Saturday ended up being cloudy with a few sprinkles and a cold light wind, typical for May in beautiful Lewis County, Washington.  Today, we would help provide checkpoint communications along with the Lewis County Amateur Radio Emergency Service team.  The Lewis County Historical Bike Ride provides several routes in varying lengths of 12, 40, 68, and 100 miles.  Along each routes are checkpoints where ham radio operators monitor riders just to make sure all are safe, hydrated and informed about the bike routes.  Checking off rider numbers between checkpoints and sweeping the routes with a support and gear (SAG) vehicle, ensures any rider with a flat tire or broken piece of equipment is never left behind on the route.

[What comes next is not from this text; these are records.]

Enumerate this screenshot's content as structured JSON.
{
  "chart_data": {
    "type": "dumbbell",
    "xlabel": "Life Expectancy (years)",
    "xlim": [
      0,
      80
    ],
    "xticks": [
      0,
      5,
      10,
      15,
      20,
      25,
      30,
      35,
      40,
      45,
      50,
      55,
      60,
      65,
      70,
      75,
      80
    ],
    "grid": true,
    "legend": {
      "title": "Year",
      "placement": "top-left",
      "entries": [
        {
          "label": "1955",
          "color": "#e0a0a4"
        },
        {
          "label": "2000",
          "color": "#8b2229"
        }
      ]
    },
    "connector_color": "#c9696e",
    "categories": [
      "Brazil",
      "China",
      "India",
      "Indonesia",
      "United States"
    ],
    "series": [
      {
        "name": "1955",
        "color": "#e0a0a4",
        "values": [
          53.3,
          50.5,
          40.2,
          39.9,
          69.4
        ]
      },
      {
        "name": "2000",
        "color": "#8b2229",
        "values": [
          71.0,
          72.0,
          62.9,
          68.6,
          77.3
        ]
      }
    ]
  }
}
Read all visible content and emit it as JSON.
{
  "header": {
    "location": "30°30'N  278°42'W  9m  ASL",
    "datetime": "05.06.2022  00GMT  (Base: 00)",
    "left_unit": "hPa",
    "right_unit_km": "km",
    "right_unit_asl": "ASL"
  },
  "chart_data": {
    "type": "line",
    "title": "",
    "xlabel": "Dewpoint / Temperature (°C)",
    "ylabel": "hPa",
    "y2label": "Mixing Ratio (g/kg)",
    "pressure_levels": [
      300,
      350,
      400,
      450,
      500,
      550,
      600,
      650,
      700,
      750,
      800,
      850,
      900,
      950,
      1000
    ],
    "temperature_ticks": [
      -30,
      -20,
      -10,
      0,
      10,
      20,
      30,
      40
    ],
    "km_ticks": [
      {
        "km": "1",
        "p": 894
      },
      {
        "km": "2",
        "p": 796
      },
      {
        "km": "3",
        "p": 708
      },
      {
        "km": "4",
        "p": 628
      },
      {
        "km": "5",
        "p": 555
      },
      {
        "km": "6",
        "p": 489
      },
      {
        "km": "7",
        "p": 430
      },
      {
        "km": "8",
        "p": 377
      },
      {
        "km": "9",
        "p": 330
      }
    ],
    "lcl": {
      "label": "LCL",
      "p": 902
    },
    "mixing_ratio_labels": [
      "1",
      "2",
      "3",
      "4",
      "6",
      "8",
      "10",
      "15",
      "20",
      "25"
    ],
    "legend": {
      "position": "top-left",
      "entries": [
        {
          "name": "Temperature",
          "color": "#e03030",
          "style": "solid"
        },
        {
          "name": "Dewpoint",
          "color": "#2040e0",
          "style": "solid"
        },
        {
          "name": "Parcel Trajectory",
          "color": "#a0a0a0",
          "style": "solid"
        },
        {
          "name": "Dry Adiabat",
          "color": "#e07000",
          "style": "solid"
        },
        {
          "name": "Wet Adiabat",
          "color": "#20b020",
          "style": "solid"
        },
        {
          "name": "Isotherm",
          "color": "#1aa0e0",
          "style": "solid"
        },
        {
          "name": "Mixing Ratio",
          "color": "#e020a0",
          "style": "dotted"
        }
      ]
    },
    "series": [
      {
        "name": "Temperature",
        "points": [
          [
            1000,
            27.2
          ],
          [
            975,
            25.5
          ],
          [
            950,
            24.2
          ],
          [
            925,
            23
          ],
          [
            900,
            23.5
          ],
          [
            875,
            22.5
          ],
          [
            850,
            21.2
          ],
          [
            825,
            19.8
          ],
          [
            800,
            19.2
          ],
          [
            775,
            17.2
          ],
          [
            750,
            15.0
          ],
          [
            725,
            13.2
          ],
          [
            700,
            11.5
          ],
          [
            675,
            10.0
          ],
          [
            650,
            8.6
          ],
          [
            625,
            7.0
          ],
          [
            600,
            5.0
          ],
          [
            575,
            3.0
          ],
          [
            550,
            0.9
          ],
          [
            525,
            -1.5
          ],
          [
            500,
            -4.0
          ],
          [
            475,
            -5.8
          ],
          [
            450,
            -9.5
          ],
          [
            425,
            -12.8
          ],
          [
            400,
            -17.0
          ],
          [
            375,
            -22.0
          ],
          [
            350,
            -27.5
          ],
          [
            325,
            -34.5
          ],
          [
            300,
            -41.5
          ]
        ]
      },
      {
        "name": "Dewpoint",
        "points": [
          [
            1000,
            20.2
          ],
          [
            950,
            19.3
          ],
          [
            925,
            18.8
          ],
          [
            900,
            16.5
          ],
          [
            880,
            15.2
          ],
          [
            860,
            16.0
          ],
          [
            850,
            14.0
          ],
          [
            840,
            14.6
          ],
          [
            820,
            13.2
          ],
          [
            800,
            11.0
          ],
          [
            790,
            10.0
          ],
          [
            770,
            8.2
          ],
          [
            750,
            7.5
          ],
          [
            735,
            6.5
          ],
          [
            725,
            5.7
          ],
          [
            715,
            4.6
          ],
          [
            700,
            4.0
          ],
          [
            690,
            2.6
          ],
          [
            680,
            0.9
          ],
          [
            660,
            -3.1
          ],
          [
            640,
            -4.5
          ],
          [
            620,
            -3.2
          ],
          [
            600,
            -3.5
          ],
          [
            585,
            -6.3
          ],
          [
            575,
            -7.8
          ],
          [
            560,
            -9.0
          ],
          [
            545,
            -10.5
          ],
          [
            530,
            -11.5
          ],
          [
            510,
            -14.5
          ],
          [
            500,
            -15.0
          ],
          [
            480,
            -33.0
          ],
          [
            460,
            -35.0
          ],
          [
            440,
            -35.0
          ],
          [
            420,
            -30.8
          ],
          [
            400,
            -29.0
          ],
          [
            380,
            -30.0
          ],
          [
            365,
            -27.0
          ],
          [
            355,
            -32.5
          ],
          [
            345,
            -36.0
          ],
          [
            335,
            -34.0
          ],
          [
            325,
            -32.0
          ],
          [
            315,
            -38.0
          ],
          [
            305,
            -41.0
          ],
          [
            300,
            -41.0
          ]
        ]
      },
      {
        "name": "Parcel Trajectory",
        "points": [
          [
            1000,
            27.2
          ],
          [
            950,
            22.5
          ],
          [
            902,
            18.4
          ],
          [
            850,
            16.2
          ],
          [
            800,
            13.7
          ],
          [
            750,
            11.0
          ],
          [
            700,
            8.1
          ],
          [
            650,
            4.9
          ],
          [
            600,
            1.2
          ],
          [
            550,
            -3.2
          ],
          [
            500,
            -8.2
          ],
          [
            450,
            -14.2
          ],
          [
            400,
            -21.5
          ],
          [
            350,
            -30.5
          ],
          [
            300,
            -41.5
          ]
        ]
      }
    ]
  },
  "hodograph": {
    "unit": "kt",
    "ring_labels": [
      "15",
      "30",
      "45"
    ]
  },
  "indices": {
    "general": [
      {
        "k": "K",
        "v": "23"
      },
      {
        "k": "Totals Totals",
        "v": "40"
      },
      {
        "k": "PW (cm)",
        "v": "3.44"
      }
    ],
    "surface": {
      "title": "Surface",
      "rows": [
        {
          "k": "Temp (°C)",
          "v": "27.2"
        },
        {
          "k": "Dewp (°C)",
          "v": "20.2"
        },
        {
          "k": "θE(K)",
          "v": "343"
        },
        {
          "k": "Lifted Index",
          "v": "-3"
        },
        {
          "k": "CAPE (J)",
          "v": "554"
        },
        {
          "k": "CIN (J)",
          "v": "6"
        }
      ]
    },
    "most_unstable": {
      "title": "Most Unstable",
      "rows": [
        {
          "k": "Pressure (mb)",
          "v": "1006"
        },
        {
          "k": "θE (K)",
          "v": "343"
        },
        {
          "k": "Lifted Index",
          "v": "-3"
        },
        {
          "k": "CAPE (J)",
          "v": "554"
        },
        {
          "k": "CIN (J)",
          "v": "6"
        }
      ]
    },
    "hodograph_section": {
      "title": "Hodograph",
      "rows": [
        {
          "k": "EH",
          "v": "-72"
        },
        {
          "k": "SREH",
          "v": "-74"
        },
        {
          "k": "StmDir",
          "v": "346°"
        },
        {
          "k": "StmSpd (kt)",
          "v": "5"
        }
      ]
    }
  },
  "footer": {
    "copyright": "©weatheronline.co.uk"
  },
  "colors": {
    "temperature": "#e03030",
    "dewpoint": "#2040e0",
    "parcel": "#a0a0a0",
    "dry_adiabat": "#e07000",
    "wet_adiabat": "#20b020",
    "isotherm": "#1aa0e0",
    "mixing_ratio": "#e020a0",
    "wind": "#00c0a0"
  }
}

For the first time, Centralia’s ARES team was divided between two checkpoints.  Traditionally, we place one of our communications vans at the northern most turn around point on the 68 / 100 mile routes.  This year we were also tasked with an additional checkpoint at the Historic Claquato Church.  Ride Base, located at the south end of the county kept in touch with everyone using the local BawFaw repeater with each checkpoint being assigned a tactical callsign.  By 8am, both Claquato Church and our Mellen Street locations were ready to receive riders.

Historic Claquato Church

For our team, this event is a little of everything.  We enjoy the comradery, the boxes of donuts and hot coffee and after 2020, an opportunity to be doing ham radio in the field once again.  It is also a training time as we reacquaint ourselves with  our van’s communications equipment and have an opportunity to train new team members as well.  The Lewis County Historical Bike Ride is often considered a run up to the much larger Seattle To Portland (STP) 200 mile bike ride usually held in July each year, however this year Covid-19 issues are still present and that ride has already been postponed until 2022.  With fewer riders needing to prepare for STP this year, fewer riders took advantage of the Lewis County Bike Ride.  Over an eight hour event,  approximately 50 riders passed through our checkpoints, but this gave us the opportunity to offer water and chat with the riders.  Many others chose a shorter ride route.  Wind and rain showers made those routes more popular.

It is interesting to note that throughout the day, everyone from the riders to support teams all had smiles on their faces.  The riders were surely tired but they were happy to be doing what they enjoyed… and we were happy to be doing the same.